In speech to Jewish leaders from abroad, Netanyahu calls for ‘policy of partnership’

NY Federation head: Jewish identity is the key

netanyahu and sharansky 370 (photo credit: Sasson Tiram)
netanyahu and sharansky 370
(photo credit: Sasson Tiram)
Israel needs a “policy of partnership” with Diaspora Jewry, Prime Minister Binyamin Netanyahu announced during a speech to Jewish leaders from abroad on Thursday.
Speaking at the conclusion of a two-day strategic planning summit on Diaspora affairs held by his office and the Jewish Agency, Netanyahu reaffirmed Jerusalem and Diaspora Affairs Ministry director- general Dvir Kahana’s statement of the previous day that Israel-Diaspora relations are undergoing a “paradigm shift.”
The government is looking to “create a strategic plan for the upcoming 25 years that will include a common vision and more importantly an implementation of new projects for the Jewish people,” Kahana told Jewish leaders on Wednesday. Israel is committed to allocating “significant resources” to make this possible, he added.
Israel will provide up to one third of the funding for this initiative, which is being planned in close cooperation and after extensive consultations with American Jewish leaders, according to a planning document the Prime Minister’s Office provided to The Jerusalem Post.
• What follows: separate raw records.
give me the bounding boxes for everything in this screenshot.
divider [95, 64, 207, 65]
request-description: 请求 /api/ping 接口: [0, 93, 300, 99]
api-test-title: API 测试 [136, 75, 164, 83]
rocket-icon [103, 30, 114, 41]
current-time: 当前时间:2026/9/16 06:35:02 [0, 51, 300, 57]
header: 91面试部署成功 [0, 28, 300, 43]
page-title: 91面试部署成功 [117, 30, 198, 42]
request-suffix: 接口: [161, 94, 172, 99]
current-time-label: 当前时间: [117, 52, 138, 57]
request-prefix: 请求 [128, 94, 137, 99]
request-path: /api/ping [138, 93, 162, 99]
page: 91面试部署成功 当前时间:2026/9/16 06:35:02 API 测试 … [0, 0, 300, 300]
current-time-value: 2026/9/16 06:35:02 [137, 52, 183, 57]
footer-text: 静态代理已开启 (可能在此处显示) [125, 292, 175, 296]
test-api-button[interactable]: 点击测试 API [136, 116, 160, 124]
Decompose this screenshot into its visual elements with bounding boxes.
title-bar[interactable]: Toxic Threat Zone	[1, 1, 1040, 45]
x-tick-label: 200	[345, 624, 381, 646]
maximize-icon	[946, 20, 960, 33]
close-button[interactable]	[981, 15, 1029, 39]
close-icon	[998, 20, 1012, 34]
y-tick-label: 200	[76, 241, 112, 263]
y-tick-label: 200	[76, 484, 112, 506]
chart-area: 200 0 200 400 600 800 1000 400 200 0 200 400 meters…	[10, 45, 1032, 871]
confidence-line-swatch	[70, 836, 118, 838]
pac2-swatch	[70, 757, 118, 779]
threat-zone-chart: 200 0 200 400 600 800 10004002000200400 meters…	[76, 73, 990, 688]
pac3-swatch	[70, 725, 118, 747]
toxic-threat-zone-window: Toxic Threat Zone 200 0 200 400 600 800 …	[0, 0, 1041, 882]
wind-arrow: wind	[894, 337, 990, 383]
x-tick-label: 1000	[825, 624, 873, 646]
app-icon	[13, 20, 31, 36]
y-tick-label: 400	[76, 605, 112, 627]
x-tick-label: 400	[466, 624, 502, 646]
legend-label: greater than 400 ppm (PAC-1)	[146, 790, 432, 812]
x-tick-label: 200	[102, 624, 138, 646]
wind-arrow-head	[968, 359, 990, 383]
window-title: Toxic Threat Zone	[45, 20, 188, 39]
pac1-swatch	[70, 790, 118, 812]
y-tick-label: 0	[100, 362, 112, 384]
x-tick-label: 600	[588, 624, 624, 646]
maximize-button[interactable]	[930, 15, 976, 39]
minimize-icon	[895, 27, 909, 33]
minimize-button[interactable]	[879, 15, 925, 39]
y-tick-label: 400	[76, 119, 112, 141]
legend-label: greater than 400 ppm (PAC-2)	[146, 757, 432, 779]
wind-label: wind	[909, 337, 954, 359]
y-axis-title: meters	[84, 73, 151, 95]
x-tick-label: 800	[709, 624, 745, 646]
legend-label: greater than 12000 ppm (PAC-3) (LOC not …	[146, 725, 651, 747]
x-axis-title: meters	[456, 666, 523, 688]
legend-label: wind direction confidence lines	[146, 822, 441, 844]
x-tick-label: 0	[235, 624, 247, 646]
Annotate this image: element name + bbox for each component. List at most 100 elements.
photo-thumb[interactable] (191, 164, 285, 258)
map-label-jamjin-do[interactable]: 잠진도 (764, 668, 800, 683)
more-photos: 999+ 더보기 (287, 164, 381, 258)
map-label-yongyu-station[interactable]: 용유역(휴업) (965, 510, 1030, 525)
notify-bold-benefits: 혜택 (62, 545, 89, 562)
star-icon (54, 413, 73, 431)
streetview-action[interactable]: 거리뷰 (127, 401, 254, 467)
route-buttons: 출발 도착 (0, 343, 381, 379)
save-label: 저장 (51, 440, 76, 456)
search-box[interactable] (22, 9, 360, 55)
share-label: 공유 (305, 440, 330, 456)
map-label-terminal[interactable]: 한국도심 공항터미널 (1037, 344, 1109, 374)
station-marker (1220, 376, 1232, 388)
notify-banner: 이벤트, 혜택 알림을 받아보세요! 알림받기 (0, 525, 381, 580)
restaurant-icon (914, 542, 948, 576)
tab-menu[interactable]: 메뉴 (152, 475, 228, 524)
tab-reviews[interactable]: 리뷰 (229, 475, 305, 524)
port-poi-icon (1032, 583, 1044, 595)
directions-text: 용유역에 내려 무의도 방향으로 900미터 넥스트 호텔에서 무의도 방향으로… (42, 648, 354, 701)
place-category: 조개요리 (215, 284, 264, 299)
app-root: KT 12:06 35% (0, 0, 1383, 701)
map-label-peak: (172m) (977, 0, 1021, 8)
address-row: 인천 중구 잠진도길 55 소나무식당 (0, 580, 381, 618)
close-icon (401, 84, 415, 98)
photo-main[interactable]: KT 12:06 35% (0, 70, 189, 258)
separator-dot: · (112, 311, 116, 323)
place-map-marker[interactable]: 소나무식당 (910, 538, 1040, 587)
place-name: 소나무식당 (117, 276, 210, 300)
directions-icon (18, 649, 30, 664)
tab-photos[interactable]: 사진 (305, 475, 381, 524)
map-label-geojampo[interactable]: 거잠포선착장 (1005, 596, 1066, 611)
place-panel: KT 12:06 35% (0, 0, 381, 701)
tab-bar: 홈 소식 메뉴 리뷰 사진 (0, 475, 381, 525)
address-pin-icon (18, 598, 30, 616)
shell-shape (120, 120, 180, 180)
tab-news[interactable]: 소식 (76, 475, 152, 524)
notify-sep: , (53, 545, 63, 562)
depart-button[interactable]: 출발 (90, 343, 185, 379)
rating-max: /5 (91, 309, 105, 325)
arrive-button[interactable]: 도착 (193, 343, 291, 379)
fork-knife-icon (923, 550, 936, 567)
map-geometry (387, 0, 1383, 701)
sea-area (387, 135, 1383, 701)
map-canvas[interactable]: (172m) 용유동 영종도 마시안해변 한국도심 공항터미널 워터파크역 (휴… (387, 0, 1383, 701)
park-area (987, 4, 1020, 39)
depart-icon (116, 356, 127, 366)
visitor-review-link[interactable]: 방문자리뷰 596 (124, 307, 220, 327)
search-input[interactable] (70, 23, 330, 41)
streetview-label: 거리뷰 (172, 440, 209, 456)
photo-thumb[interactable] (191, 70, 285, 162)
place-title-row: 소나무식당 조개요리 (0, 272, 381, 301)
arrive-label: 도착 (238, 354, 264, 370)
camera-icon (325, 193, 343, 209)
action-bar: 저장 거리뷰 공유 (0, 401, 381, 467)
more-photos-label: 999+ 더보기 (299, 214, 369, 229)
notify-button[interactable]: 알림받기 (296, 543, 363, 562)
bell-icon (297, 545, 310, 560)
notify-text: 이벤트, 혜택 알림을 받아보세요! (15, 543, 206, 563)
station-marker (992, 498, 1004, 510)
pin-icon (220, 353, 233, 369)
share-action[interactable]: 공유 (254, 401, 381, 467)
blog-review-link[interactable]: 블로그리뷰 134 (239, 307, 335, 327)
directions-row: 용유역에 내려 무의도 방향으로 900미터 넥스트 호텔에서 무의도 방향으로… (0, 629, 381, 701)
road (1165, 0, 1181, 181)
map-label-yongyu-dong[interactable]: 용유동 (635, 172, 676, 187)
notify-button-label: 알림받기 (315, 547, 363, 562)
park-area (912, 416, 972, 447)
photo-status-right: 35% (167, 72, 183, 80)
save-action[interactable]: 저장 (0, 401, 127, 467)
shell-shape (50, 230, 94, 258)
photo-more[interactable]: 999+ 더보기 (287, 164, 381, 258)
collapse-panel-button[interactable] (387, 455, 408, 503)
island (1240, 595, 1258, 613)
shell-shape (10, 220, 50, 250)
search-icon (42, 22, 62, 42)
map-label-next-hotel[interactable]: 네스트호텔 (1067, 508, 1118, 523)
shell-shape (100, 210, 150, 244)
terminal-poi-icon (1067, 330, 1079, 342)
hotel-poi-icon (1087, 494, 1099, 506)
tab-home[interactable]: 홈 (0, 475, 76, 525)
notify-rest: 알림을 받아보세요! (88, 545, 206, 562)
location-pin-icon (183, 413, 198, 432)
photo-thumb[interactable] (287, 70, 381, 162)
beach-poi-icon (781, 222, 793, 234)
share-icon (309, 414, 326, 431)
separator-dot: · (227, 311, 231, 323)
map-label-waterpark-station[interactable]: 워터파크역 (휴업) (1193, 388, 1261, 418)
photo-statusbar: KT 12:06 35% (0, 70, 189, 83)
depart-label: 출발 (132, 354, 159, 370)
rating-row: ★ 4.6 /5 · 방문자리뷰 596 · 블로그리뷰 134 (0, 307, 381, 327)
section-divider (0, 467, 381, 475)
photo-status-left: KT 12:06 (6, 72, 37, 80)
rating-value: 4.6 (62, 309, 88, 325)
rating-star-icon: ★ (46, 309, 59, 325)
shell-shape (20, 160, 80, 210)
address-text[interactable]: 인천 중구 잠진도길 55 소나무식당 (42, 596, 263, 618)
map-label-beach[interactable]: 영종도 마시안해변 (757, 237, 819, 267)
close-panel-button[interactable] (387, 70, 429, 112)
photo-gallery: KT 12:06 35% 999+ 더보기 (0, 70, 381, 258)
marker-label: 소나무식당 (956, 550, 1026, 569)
“It’s particularly important to embrace this initiative and work together,” and to “create a firm base of identity” in order to combat rising assimilation and alienation from Jewish life in the Diaspora, Netanyahu said.
In 1997, Birthright, a program that brings young Jews to tour in Israel, and receives significant government funding, “pivoted the idea” that Israel was moving from a recipient to a donor, and heralded a cultural change in which Israel could give and contribute to the Diaspora in a direct way, he said.
Expanding on such programs in collaboration with the Diaspora will serve to make the Diaspora-Israel relationship even more balanced, he said.
“We are charged with the task of securing the Jewish future, which to me means securing the Jewish state for the Jewish people, all the Jewish people,” Netanyahu added. “We are a link in a chain of generations of Jews. We are going for a partnership to strengthen Jewish identity by bringing young Jews to Israel. Kol yisra’el arevim zeh lazeh – all Jews are responsible for one another. We have to secure a common future for the Jewish people.”
Citing Jewish Agency chairman Natan Sharansky’s proposal to reach a compromise over prayer rights at the Western Wall, made after extensive consultations with American Jewish leaders, the prime minister said that such efforts illustrate that Israel seeks to “solve problems not for you but with you.”
Despite facing severe problems, the world Jewish community still has the tools the fix itself, Sharansky told delegates.
Among the issues Sharansky raised were an aging leadership and institutions that are “becoming less appropriate,” as well as “not enough or almost no learning” about Israel, Jewish history and Judaism in Jewish schools.
“The good thing is, that when we start thinking how we can solve [our problems]... we find out that all the tools are there. All the most successful programs are built and all we need [to do] is [figure out] how to use them better.”
John Ruskay, outgoing executive vice president and CEO of the UJAFederation of New York, told the Post that the government’s overtures represent “a huge opportunity for the Jewish people, both in Israel and beyond to work together on the major challenge that faces us.
“As Natan Sharansky has been saying for a long time, Jewish identity is now the driver of everything we care about,” Ruskay said. “If one’s not identified, why care about securing the Jewish state, feeding the hungry in Brooklyn or in Ashdod or in making certain that the next generation can go on Birthright or to a summer camp.
So us coming together on that agenda under the prime minister’s leadership is critical and important and my hope is we can max this opportunity.”
Collaboration with Israel, he added, can be key in “strengthening the fabric and the network of Jewish education for a new environment.
We all live in open societies and the question is how can we strengthen the whole network of education, formal and informal.”
Leonard Saxe, director of the Cohen Center for Modern Jewish Studies at Brandeis University, agreed with Sharansky and Ruskay that an expansion of existing programs is key to preserving Jewish identity. Saxe told the Post he would like to see programs such as Birthright made available to more people.
“Part of it is taking the initiatives that we have and really developing them and bringing them up to scale,” he said. “Basically what we are saying is we have technologies that we know work, we have to get them up to scale, we have to reach out to the people who haven’t yet been engaged. You need to take the platform that Taglit [Birthright] represents and make it available to more people, maybe younger people, older people, couples.”
“Sharansky said: “What was unique in this process is that this time it was done together with the government. This seminar could not take place if it did not have the leadership of the prime minister.
The government is not only acting on behalf of the Jewish people, but in partnership with the Jewish people.”